Los políticos ecuatorianos de todos los tiempos se han preocupado, en primer lugar, de su imagen. En el pasado siempre hubo coherencia entre la imagen del político y su forma de pensar. Un político conservador estaba asociado al olor de la mirra, de los hábitos talares de la iglesia, a la familia tradicional y a la propiedad.
Los liberales se asociaban con la imagen de la modernidad, del cambio. Decían odiar la Iglesia, el escapulario y la cogulla del obispo y admiraban lo extranjero porque en ello veían el símbolo del progreso. Figuras como las de Ponce, Plaza, son icónicas de esos viejos tiempos en que el hombre representaba un tipo de pensamiento.
La irrupción de Velasco trae consigo una nueva imagen del político. Un caudillismo sin ideología, especie de colcha de retazos ideológicos, inaugura, a nombre del pueblo, la era del discurso político orientado a las emociones y no a las ideas. El mismo Velasco, Febres Cordero, Borja y, finalmente, Correa son símbolos de esa política sin contenidos.
Todos ellos han cuidado su imagen, se han esforzado por representar en su figura el valor de sus palabras.
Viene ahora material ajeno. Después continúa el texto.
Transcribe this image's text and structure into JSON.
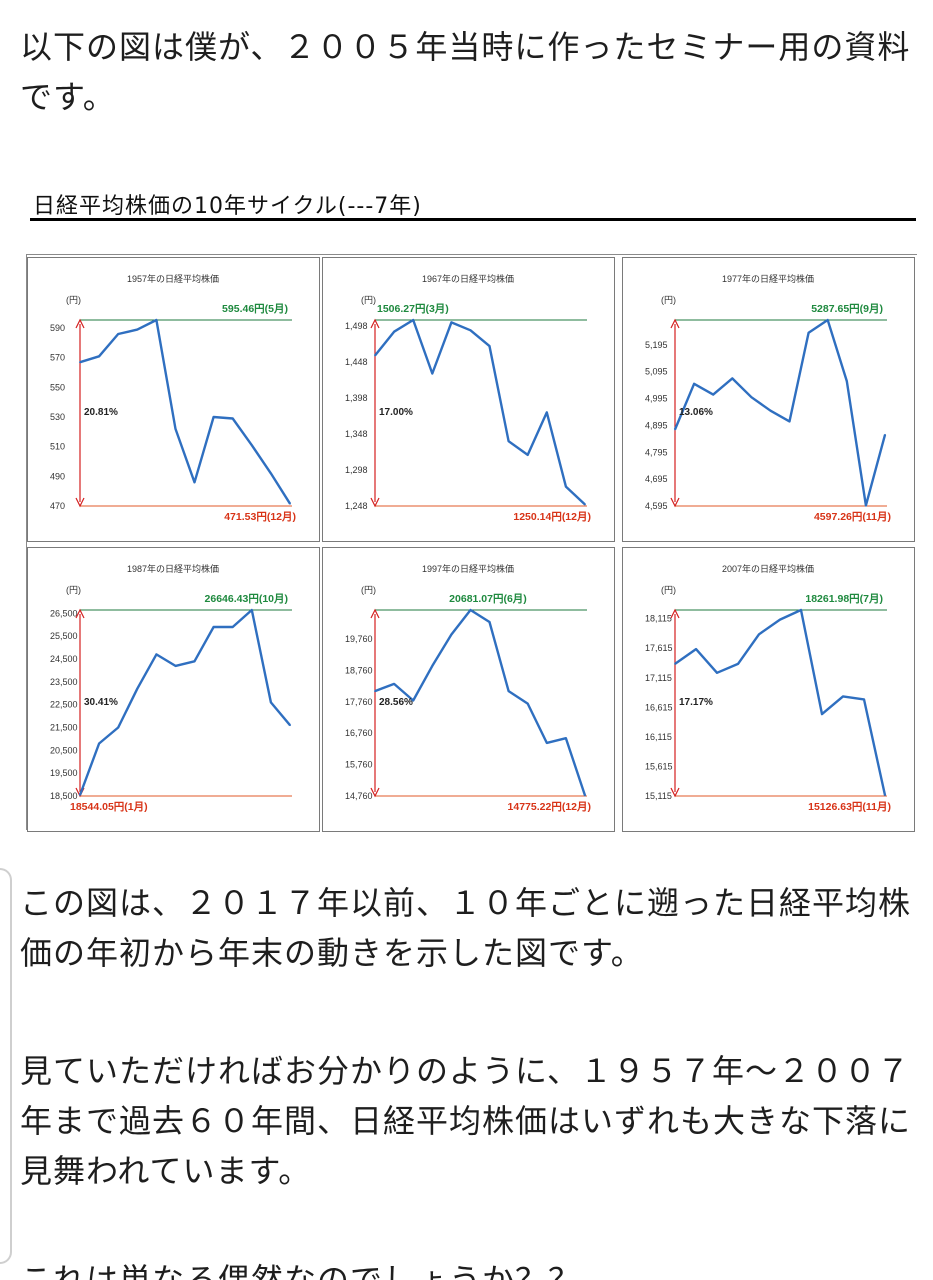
{
  "paragraphs": {
    "intro": "以下の図は僕が、２００５年当時に作ったセミナー用の資料です。",
    "p2": "この図は、２０１７年以前、１０年ごとに遡った日経平均株価の年初から年末の動きを示した図です。",
    "p3": "見ていただければお分かりのように、１９５７年～２００７年まで過去６０年間、日経平均株価はいずれも大きな下落に見舞われています。",
    "cut": "これは単なる偶然なのでしょうか？？"
  },
  "figure_title": "日経平均株価の10年サイクル(---7年)",
  "colors": {
    "line": "#2f6fc0",
    "high_line": "#1f7a3f",
    "low_line": "#e05a2a",
    "arrow": "#d42020",
    "high_text": "#1f8a3f",
    "low_text": "#d83418"
  },
  "chart_data": [
    {
      "type": "line",
      "title": "1957年の日経平均株価",
      "unit_label": "(円)",
      "yticks": [
        "590",
        "570",
        "550",
        "530",
        "510",
        "490",
        "470"
      ],
      "ylim": [
        470,
        595.46
      ],
      "values": [
        567,
        571,
        586,
        589,
        595.46,
        522,
        486,
        530,
        529,
        511,
        492,
        471.53
      ],
      "high_label": "595.46円(5月)",
      "low_label": "471.53円(12月)",
      "pct_label": "20.81%",
      "high_side": "right",
      "low_side": "right"
    },
    {
      "type": "line",
      "title": "1967年の日経平均株価",
      "unit_label": "(円)",
      "yticks": [
        "1,498",
        "1,448",
        "1,398",
        "1,348",
        "1,298",
        "1,248"
      ],
      "ylim": [
        1248,
        1506.27
      ],
      "values": [
        1457,
        1490,
        1506.27,
        1432,
        1503,
        1492,
        1470,
        1338,
        1319,
        1378,
        1275,
        1250.14
      ],
      "high_label": "1506.27円(3月)",
      "low_label": "1250.14円(12月)",
      "pct_label": "17.00%",
      "high_side": "left",
      "low_side": "right"
    },
    {
      "type": "line",
      "title": "1977年の日経平均株価",
      "unit_label": "(円)",
      "yticks": [
        "5,195",
        "5,095",
        "4,995",
        "4,895",
        "4,795",
        "4,695",
        "4,595"
      ],
      "ylim": [
        4595,
        5287.65
      ],
      "values": [
        4880,
        5050,
        5010,
        5070,
        5000,
        4950,
        4910,
        5240,
        5287.65,
        5060,
        4597.26,
        4860
      ],
      "high_label": "5287.65円(9月)",
      "low_label": "4597.26円(11月)",
      "pct_label": "13.06%",
      "high_side": "right",
      "low_side": "right"
    },
    {
      "type": "line",
      "title": "1987年の日経平均株価",
      "unit_label": "(円)",
      "yticks": [
        "26,500",
        "25,500",
        "24,500",
        "23,500",
        "22,500",
        "21,500",
        "20,500",
        "19,500",
        "18,500"
      ],
      "ylim": [
        18500,
        26646.43
      ],
      "values": [
        18544.05,
        20800,
        21500,
        23200,
        24700,
        24200,
        24400,
        25900,
        25900,
        26646.43,
        22600,
        21600
      ],
      "high_label": "26646.43円(10月)",
      "low_label": "18544.05円(1月)",
      "pct_label": "30.41%",
      "high_side": "right",
      "low_side": "left"
    },
    {
      "type": "line",
      "title": "1997年の日経平均株価",
      "unit_label": "(円)",
      "yticks": [
        "19,760",
        "18,760",
        "17,760",
        "16,760",
        "15,760",
        "14,760"
      ],
      "ylim": [
        14760,
        20681.07
      ],
      "values": [
        18100,
        18330,
        17800,
        18900,
        19900,
        20681.07,
        20300,
        18100,
        17700,
        16450,
        16600,
        14775.22
      ],
      "high_label": "20681.07円(6月)",
      "low_label": "14775.22円(12月)",
      "pct_label": "28.56%",
      "high_side": "center",
      "low_side": "right"
    },
    {
      "type": "line",
      "title": "2007年の日経平均株価",
      "unit_label": "(円)",
      "yticks": [
        "18,115",
        "17,615",
        "17,115",
        "16,615",
        "16,115",
        "15,615",
        "15,115"
      ],
      "ylim": [
        15115,
        18261.98
      ],
      "values": [
        17350,
        17600,
        17200,
        17350,
        17850,
        18100,
        18261.98,
        16500,
        16800,
        16750,
        15126.63
      ],
      "high_label": "18261.98円(7月)",
      "low_label": "15126.63円(11月)",
      "pct_label": "17.17%",
      "high_side": "right",
      "low_side": "right"
    }
  ]
}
Ese no es el caso de Abdala Bucaram. Su estilo representa los antivalores del suburbio, lo que no queremos ser, ese lado indecente que toda sociedad tiene. No representa la pobreza, sino la fetidez de la pobreza, no representa al pueblo, sino al lumpen, al ladrón contumaz que repta en los laberintos del lombrosianismo más atroz.
A este engendro de las cloacas lo tenemos otra vez en nuestro escenario político. Leí que al Mashi le obligaron a salir de un restaurante al grito de ¡fuera, Correa, fuera! Aquello que se llama decencia en el Ecuador debería obligarle a Bucaram a salir del Ecuador al grito de ¡Fuera, indecente, fuera!